Chicago debate team experience builds community leaders

“Walk the street into history with us, get off the sidewalk,” Dolores Huerta, farm worker rights activist once said. Huerta’s words of wisdom were put into action when 122 young leaders participated in the National Hispanic Institute Midwest Great Debate.

The event took place at Augustana College in Rock Island, Illinois. Seven regions from Chicago and surrounding areas competed July 9 to July 12. Morton high schools of both Cicero and Berwyn took first place.

Students who participated in the competition were sophomores who were given the challenge to discuss topics concerning the U.S. Latino identity. Each youth was given the chance to demonstrate leadership and show how to make a difference in ones own community.

The National Hispanic Institute (NHI) is a non-profit organization aimed at building youth leadership with a positive vision for the U.S. Latino community. NHI was founded in 1979 in Austin Texas by Ernesto Nieto, who is the group’s current President.

“NHI helps young leaders move away from any negative titles their society has created and embrace positive experiences that help recognize the assets for their community” said Lydia Ruelas Duran, West Coast Regional Director. Duran admits she was very unfamiliar with NHI until one summer when she volunteered while a student from Augustana College. Duran then joined NHI in 2004. She said that NHI has given her direction and helped her appreciate cultural values because NHI teaches that every individual can truly make a difference in his or her community.

Many participants from previous debates have remained with their teams and have become coaches to the new young leaders, including Tony Manjarrez, a three-year head coach of the Summit regional team. It was the Regional Director at Argo Community High School in Summit, IL who introduced Manjarrez to NHI. As a leader Manjarrez has spent hundreds of hours coaching students in preparation for the Great Debate. He motivates students to try their best in each round, to support each other no matter what obstacles they face. “Size doesn’t matter,” said Manjarrez. “What matters is that these young people take a great learning experience from this and have fun.”
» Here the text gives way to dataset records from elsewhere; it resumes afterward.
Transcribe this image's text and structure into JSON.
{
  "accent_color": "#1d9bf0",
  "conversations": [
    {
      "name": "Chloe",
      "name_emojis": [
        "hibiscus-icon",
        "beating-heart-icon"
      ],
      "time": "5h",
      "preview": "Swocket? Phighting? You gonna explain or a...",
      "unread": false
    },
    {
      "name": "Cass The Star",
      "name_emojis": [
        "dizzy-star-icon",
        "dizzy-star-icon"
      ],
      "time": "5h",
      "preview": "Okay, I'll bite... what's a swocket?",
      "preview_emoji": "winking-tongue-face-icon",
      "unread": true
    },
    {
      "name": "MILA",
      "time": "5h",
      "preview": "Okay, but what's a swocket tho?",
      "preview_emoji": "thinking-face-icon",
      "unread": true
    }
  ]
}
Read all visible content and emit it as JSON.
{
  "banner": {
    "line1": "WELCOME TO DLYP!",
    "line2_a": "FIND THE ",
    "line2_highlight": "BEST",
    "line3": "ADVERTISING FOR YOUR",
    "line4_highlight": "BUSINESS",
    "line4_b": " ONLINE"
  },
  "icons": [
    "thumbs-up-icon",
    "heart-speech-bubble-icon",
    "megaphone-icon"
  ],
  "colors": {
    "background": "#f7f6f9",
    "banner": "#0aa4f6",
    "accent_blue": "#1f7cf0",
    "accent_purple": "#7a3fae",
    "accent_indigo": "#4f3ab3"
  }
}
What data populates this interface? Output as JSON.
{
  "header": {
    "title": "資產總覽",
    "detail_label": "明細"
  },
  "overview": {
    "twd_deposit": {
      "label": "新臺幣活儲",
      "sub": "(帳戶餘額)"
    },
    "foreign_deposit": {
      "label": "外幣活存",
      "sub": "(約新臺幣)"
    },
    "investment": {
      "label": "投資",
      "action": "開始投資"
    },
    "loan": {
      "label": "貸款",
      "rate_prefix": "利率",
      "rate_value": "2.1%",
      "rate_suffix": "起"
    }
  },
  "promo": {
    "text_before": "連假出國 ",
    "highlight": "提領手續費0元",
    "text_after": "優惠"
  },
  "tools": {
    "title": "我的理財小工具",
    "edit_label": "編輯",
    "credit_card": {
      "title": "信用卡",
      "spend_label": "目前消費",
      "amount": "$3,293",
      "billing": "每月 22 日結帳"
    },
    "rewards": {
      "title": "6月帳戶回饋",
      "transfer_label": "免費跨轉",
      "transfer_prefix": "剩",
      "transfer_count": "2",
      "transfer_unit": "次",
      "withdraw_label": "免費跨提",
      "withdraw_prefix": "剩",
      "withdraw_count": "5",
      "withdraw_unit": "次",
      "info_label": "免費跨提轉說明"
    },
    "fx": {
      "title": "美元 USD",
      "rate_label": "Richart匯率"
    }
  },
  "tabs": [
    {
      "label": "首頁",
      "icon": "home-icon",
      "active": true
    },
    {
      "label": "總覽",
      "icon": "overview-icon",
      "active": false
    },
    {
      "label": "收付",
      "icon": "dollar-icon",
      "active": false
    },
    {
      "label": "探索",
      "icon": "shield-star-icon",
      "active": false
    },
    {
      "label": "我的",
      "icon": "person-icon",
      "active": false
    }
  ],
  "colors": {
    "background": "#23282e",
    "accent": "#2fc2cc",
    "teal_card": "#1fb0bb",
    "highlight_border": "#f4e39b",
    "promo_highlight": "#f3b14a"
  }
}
Debates are extremely challenging and each round can be very emotional for many of the participants. Students compete in categories including, “Oratory, Extemporaneous Speaking, Cross Examination and Mock Trial.” After the first day many hope to make it to the “sweet-sixteen,” which is the top sixteen individuals or teams from each category.

Irene Morales, age 16, from the team Idea Latina made it to the finals. Morales participated in the “mock trial” category. Morales is a high school student at Benito Juarez in Chicago and was introduced to NHI by her coach there. Like many participants Morales said she was scared. But she stayed positive and remained confident through each round. At the end she said she realized, “It does not matter whether you won or lost as long as you took this great opportunity NHI offered. They should keep doing this.”

Students who join NHI not only get the chance to compete but they also take home a great learning experience, especially from their opponents. For many, the debates really motivate young people to become leaders in their community. And many strongly urge others to join.

Daniel Santoyo, 16, from Lake County, Ill., said the debate experience has inspired him to become active in his local Latino community. He competed in the “Extemporaneous Speaking” category. Santoyo said he is very proud of his Latino heritage. “No importa quien seas si te lo propones lo lograras,” he said, which translated means, “It doesn‘t matter who you are, as long as you work hard, you will achieve your goals.”

Overall the Great Debate has been an amazing learning experience for each individual. In the end everyone is a winner because they all leave with great potential to help change their communities.

I, too, participated in the Great Debate, Priscilla Nava and I were team partners with the Fuerza (Force) team from Cristo Rey high school in Chicago. We participated in the “mock trial” category. And we took first place!

None of this would have been possible if it were not for our coach Mike Rodriguez. We thanked him for introducing us to this great opportunity. For me, it has changed my life. I have gained more self-confidence and I am proud to be a Latina. This experience has made me realize I can be a leader for the entire Latino community.

Adriana Robles, age 15, is a Chicago high school student.